Rafts, Rapids and Runs! Discover the Orange River

To the Bushmen it was known as “eGariep,” the Great River. Early adventurers called it “die Grootrivier.” Contrary to popular belief, its name has nothing to do with its colour… In 1777, at a time when the Dutch were laying claim to the Cape, Robert Jacob Gordon, a Dutchman of Scottish descent named it “Oranjerivier” in honour of Prince William of the Royal Dutch House of Orange (Oranje).

The Orange River is certainly South Africa’s greatest river.Rising in the Maluti Mountains of Lesotho and following some 2250km to the Atlantic Ocean in the west, it is the 39th longest river in the world. The great bulk of its water comes from its source, the Caledon River and its tributary, the Vaal. It has been dammed in two places.

The Gariep Dam near Colesburg covers an area of 374sq kilometers, has the capacity of 6000 million cubic meters of water when full, and generates 320MW of hydro electric power. Vanderkloof Dam downstream holds 3000 million cubic meters of water and generates 220MW of hydro electric power.

The river forms part of the international borders between South Africa and Namibia, and between South Africa and Lesotho, as well as several provincial borders within South Africa. Although the river does not pass through any major cities, it plays an important role in the South African economy by supporting agriculture, industry and mining.

As befits a great river, The Orange River carries one of the sixth largest waterfalls in the world. The Augrabies Falls can be found just below the town of Kakamas in the Northern Cape and is one of the natural wonders of Africa. The name means “place of great noise” and is an enormous spectacle to behold.

Moving in a westward direction from Augrabies via the Orange River Gorge, Onseepkans and the historic settlement of Pella with its desert cathedral, the river reaches the Richtersveld where it is forced to change course and head north. In the region of the Orange/Fish river confluence, this weakness is broached and the river is able to continue westwards through the Northern Cape coastal plain and finally spill out into the chilly currents of the Atlantic Ocean between Alexander Bay and Oranjemund on the Diamond Coast of South Africa and Namibia.

It is in the Richtersveld area that the Orange River plays host to South Africa’s most popular River Run adventures. These river trails yield big excitement with little danger.
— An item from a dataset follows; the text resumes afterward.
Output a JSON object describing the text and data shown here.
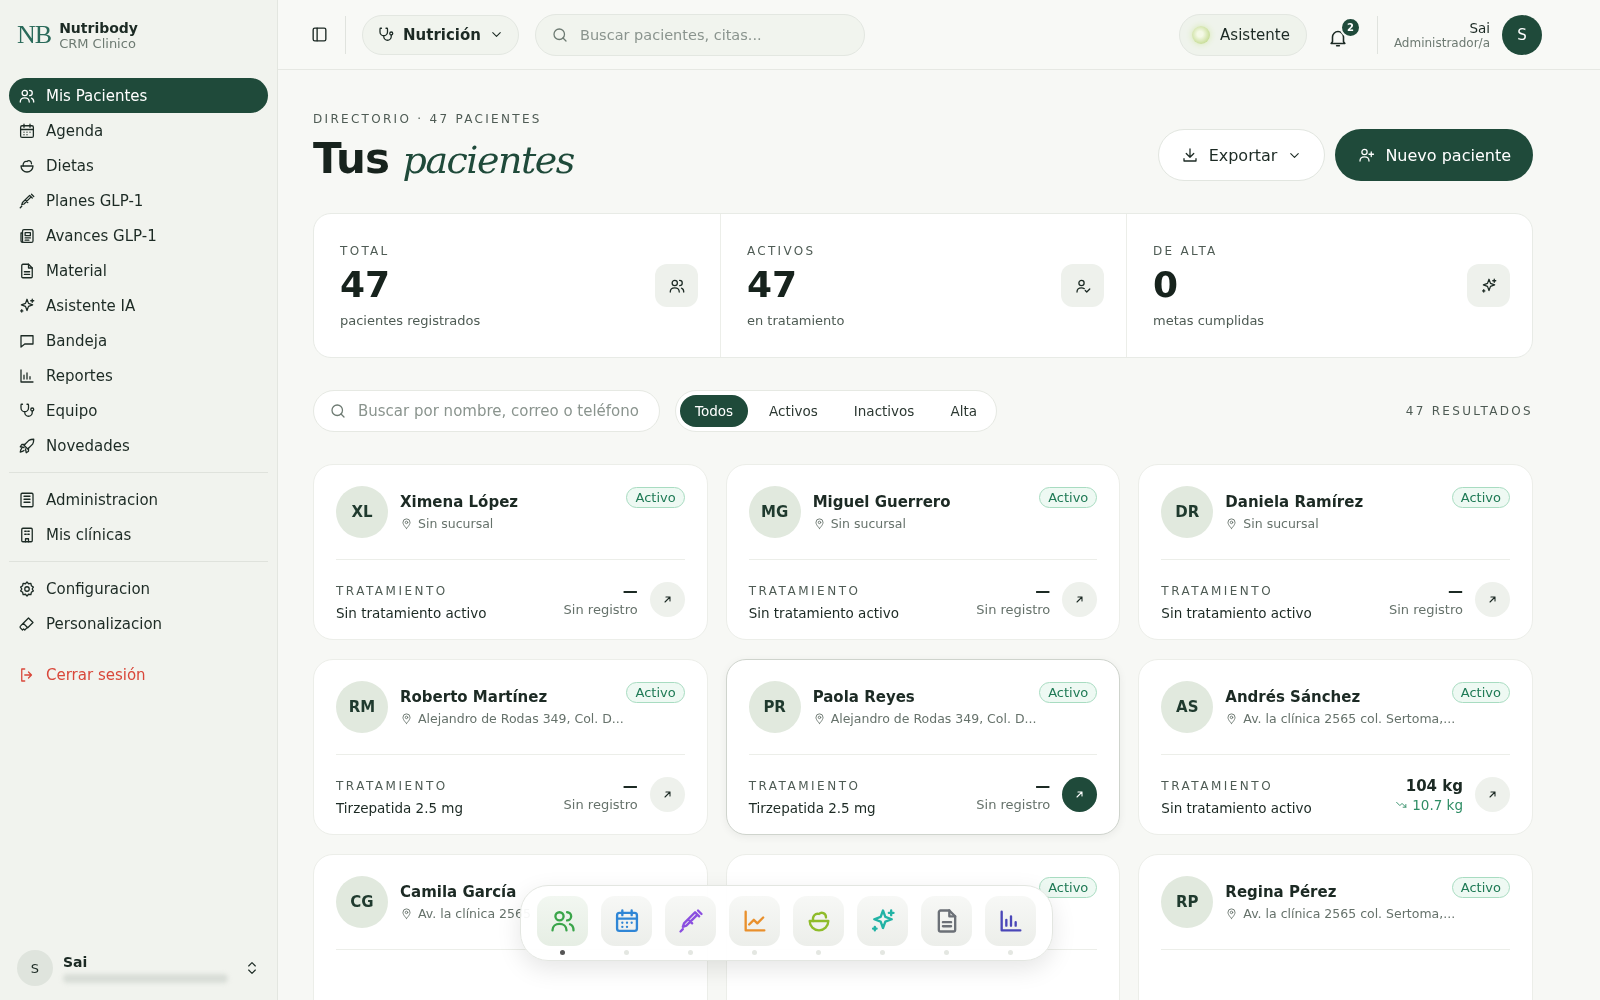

Rapids reach a grade of 2 to 2.5 along the stretch between Noordoewer and the Fish River Junction. (Rapids are graded between 1 and 6, from gentle to impossible)
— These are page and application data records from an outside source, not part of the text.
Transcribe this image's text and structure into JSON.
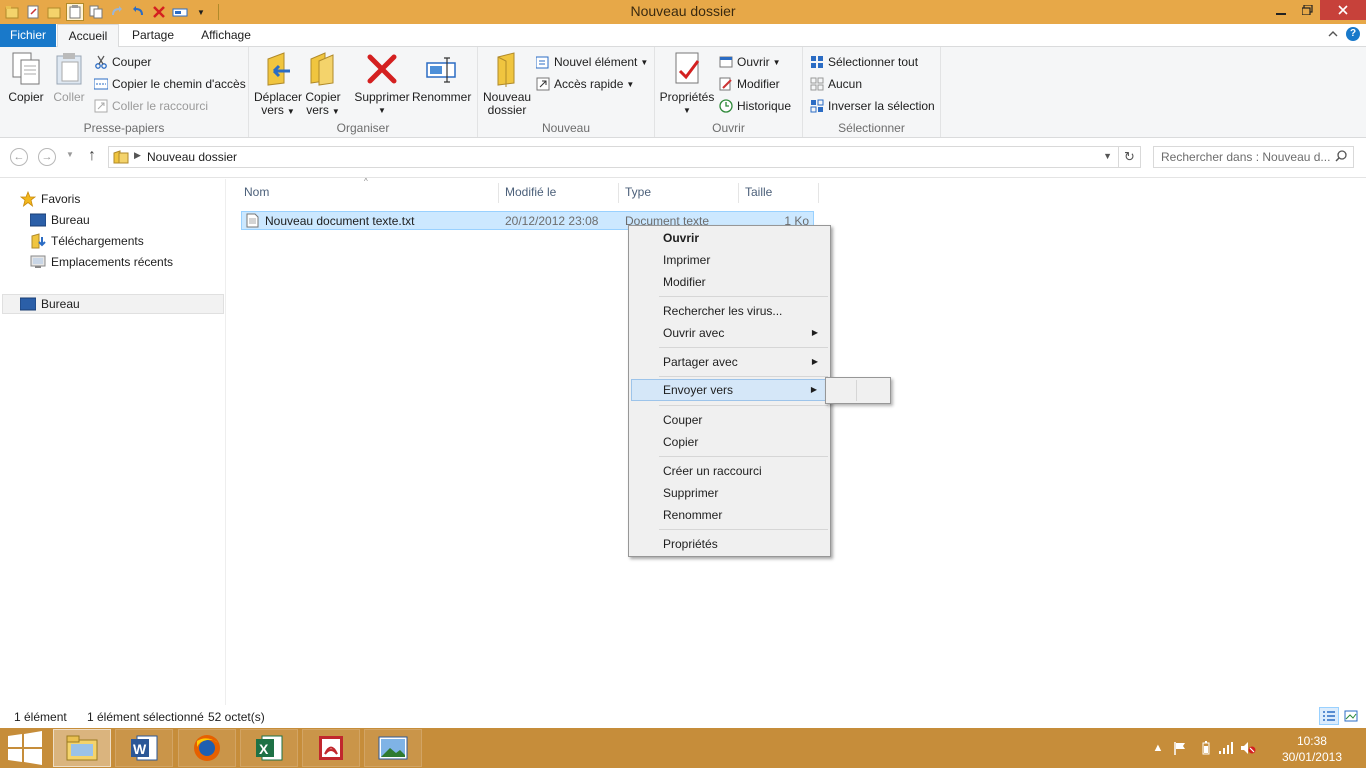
{
  "window": {
    "title": "Nouveau dossier",
    "min_icon": "minimize-icon",
    "max_icon": "maximize-icon",
    "close_icon": "close-icon"
  },
  "tabs": {
    "fichier": "Fichier",
    "accueil": "Accueil",
    "partage": "Partage",
    "affichage": "Affichage"
  },
  "ribbon": {
    "clipboard": {
      "label": "Presse-papiers",
      "copier": "Copier",
      "coller": "Coller",
      "couper": "Couper",
      "copier_chemin": "Copier le chemin d'accès",
      "coller_raccourci": "Coller le raccourci"
    },
    "organiser": {
      "label": "Organiser",
      "deplacer_1": "Déplacer",
      "deplacer_2": "vers",
      "copier_1": "Copier",
      "copier_2": "vers",
      "supprimer": "Supprimer",
      "renommer": "Renommer"
    },
    "nouveau": {
      "label": "Nouveau",
      "dossier_1": "Nouveau",
      "dossier_2": "dossier",
      "nouvel_element": "Nouvel élément",
      "acces_rapide": "Accès rapide"
    },
    "ouvrir": {
      "label": "Ouvrir",
      "proprietes": "Propriétés",
      "ouvrir": "Ouvrir",
      "modifier": "Modifier",
      "historique": "Historique"
    },
    "selection": {
      "label": "Sélectionner",
      "tout": "Sélectionner tout",
      "aucun": "Aucun",
      "inverser": "Inverser la sélection"
    }
  },
  "address": {
    "crumb": "Nouveau dossier",
    "search_placeholder": "Rechercher dans : Nouveau d..."
  },
  "nav": {
    "favoris": "Favoris",
    "bureau": "Bureau",
    "telechargements": "Téléchargements",
    "emplacements": "Emplacements récents",
    "bureau_root": "Bureau"
  },
  "columns": {
    "nom": "Nom",
    "modifie": "Modifié le",
    "type": "Type",
    "taille": "Taille"
  },
  "file": {
    "name": "Nouveau document texte.txt",
    "date": "20/12/2012 23:08",
    "type": "Document texte",
    "size": "1 Ko"
  },
  "context_menu": {
    "ouvrir": "Ouvrir",
    "imprimer": "Imprimer",
    "modifier": "Modifier",
    "virus": "Rechercher les virus...",
    "ouvrir_avec": "Ouvrir avec",
    "partager": "Partager avec",
    "envoyer": "Envoyer vers",
    "couper": "Couper",
    "copier": "Copier",
    "raccourci": "Créer un raccourci",
    "supprimer": "Supprimer",
    "renommer": "Renommer",
    "proprietes": "Propriétés"
  },
  "status": {
    "count": "1 élément",
    "selected": "1 élément sélectionné",
    "size": "52 octet(s)"
  },
  "taskbar": {
    "time": "10:38",
    "date": "30/01/2013"
  },
  "colors": {
    "titlebar": "#e7a848",
    "taskbar": "#c68d3a",
    "accent": "#1979ca",
    "selection": "#cce8ff"
  }
}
These river safaris range from 3 to 6 days and cover about 20 kilometers per day. Expect to sleep under the stars and enjoy a close-up view of the spectacular surrounding wilderness only accessed by the river. Enjoy spectacular desert sunsets, stunning rose-coloured mountains, unusual rock formations and evenings around the campfire. There is an abundance of 276 species of birds along the way and one may be fortunate to see and hear the call of the famous fish eagle. Other animals found in this remote area include baboons, vervet monkeys, and legauans. You may also be lucky enough to spot wild desert horses as they come down to the water’s edge to drink.